I did not know how to write a story.
I had to teach myself. I joined workshops and classes, read craft books, and listened to podcasts, and when I came back to that first chapter of TELL THEM YOU LIED, in 2019, I came armed with information. Still, it was goddamn hard. It took a year to write an exploratory draft, a year to edit that draft, months more to get an agent, and even more months to, finally, sell it. Right now, in January 2024, seven and a half years since I wrote the first chapter, I’m still waiting on line edits. I’m still working on my story.
It’s true that there are no shortcuts, but I believe that if my ambition had not given me the ick for so long, if I had given myself permission to embrace it earlier, I could have found my way here a lot sooner than I did. At 46, I am still a year out from my debut, but I’m not embarrassed anymore. I’m going to tell you all about it, and in return, I want to hear your stories, too—how you’ve dealt with creative ambition, how you’ve pushed through ick and embarrassment, how you’ve persevered, and continue to do so no matter how many nos you’ve gotten.
My plan with this newsletter is to break down my publishing experience as it happens, with links to helpful podcasts and articles, tips on editing, and other good stuff for writers that I’ve picked up along the way. One year, 365 days (-ish, since I don’t yet know my exact pub date ), the ups and the downs, the fun and the tedious—the truth—because I want to erase the stigma of creative effort, for myself and for anyone who might relate, because this shit is hard.

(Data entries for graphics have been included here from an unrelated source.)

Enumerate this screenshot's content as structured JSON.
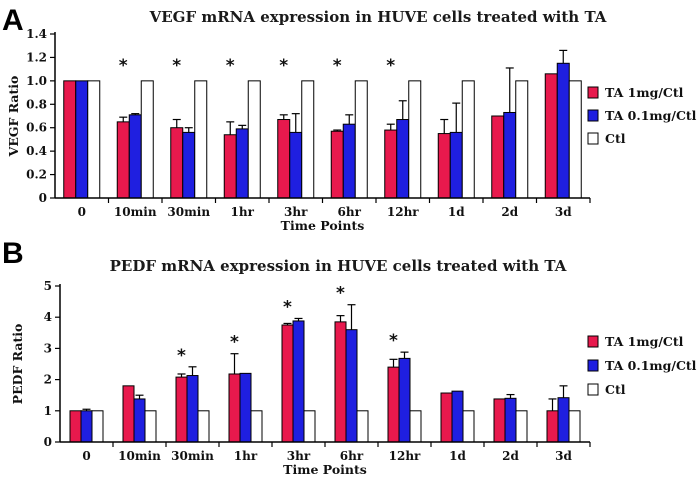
{
  "chart_data": [
    {
      "type": "bar",
      "panel": "A",
      "title": "VEGF mRNA expression in HUVE cells treated with TA",
      "xlabel": "Time Points",
      "ylabel": "VEGF Ratio",
      "ylim": [
        0,
        1.4
      ],
      "yticks": [
        "0",
        "0.2",
        "0.4",
        "0.6",
        "0.8",
        "1.0",
        "1.2",
        "1.4"
      ],
      "categories": [
        "0",
        "10min",
        "30min",
        "1hr",
        "3hr",
        "6hr",
        "12hr",
        "1d",
        "2d",
        "3d"
      ],
      "series": [
        {
          "name": "TA 1mg/Ctl",
          "color": "#e8194d",
          "values": [
            1.0,
            0.65,
            0.6,
            0.54,
            0.67,
            0.57,
            0.58,
            0.55,
            0.7,
            1.06
          ],
          "errors": [
            0,
            0.04,
            0.07,
            0.11,
            0.04,
            0.01,
            0.05,
            0.12,
            0,
            0
          ]
        },
        {
          "name": "TA 0.1mg/Ctl",
          "color": "#1f1fe0",
          "values": [
            1.0,
            0.71,
            0.56,
            0.59,
            0.56,
            0.63,
            0.67,
            0.56,
            0.73,
            1.15
          ],
          "errors": [
            0,
            0.01,
            0.04,
            0.03,
            0.16,
            0.08,
            0.16,
            0.25,
            0.38,
            0.11
          ]
        },
        {
          "name": "Ctl",
          "color": "#ffffff",
          "values": [
            1.0,
            1.0,
            1.0,
            1.0,
            1.0,
            1.0,
            1.0,
            1.0,
            1.0,
            1.0
          ],
          "errors": [
            0,
            0,
            0,
            0,
            0,
            0,
            0,
            0,
            0,
            0
          ]
        }
      ],
      "significance": [
        "",
        "*",
        "*",
        "*",
        "*",
        "*",
        "*",
        "",
        "",
        ""
      ],
      "legend_position": "right"
    },
    {
      "type": "bar",
      "panel": "B",
      "title": "PEDF mRNA expression in HUVE cells treated with TA",
      "xlabel": "Time Points",
      "ylabel": "PEDF Ratio",
      "ylim": [
        0,
        5
      ],
      "yticks": [
        "0",
        "1",
        "2",
        "3",
        "4",
        "5"
      ],
      "categories": [
        "0",
        "10min",
        "30min",
        "1hr",
        "3hr",
        "6hr",
        "12hr",
        "1d",
        "2d",
        "3d"
      ],
      "series": [
        {
          "name": "TA 1mg/Ctl",
          "color": "#e8194d",
          "values": [
            1.0,
            1.8,
            2.08,
            2.18,
            3.75,
            3.85,
            2.4,
            1.57,
            1.38,
            1.0
          ],
          "errors": [
            0,
            0,
            0.1,
            0.65,
            0.05,
            0.2,
            0.25,
            0,
            0,
            0.38
          ]
        },
        {
          "name": "TA 0.1mg/Ctl",
          "color": "#1f1fe0",
          "values": [
            1.0,
            1.38,
            2.13,
            2.2,
            3.88,
            3.6,
            2.68,
            1.63,
            1.4,
            1.42
          ],
          "errors": [
            0.05,
            0.12,
            0.28,
            0,
            0.08,
            0.8,
            0.2,
            0,
            0.12,
            0.38
          ]
        },
        {
          "name": "Ctl",
          "color": "#ffffff",
          "values": [
            1.0,
            1.0,
            1.0,
            1.0,
            1.0,
            1.0,
            1.0,
            1.0,
            1.0,
            1.0
          ],
          "errors": [
            0,
            0,
            0,
            0,
            0,
            0,
            0,
            0,
            0,
            0
          ]
        }
      ],
      "significance": [
        "",
        "",
        "*",
        "*",
        "*",
        "*",
        "*",
        "",
        "",
        ""
      ],
      "legend_position": "right"
    }
  ]
}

If you’re published, I want to know how you did it. If you’re debuting soon, let’s compare notes. If you’re in the querying trenches, I want to hear your story. If you don’t know how to finish your manuscript, or how to pick an agent, or how to survive being on sub, I want to talk. Leave a message in the comments. Let me know your story, and what topics you think I should cover.
Up next: The Trenches (Notes on Patience, Querying, and Being on Sub)
Until then, thanks for reading.
Laura
Such a good post and so relate! I’ve had a long career writing personal growth books and a ton luck with all that and proud of that work but now after many failed attempts - including sending the first 40 pages of my novel to my agent TWENTY THREE YEARS AGO and having her say “great writing hate your main character” and then never rewriting the book (why??? ) at 61 (just to make you feel good about your age) I’m halfway through a novel that appears- if my book coach is right - to be really working. I too have spent those years studying. I think I was cocky when I was younger because I studied screenwriting at USC and thought I knew story structure cold. Ha! Anyway, excited for you and also I live in Colorado as well, near Boulder. Waving hi.
Congratulations on your debut! I know there are tons of us out here who will eagerly be awaiting your future posts to hear about what it's like debuting.
I just signed with my agent last week, after nine long hard months querying! What made that time less hard, though, was connecting with fellow writers and queriers about the ups and downs. Thank you for creating another space for us to connect!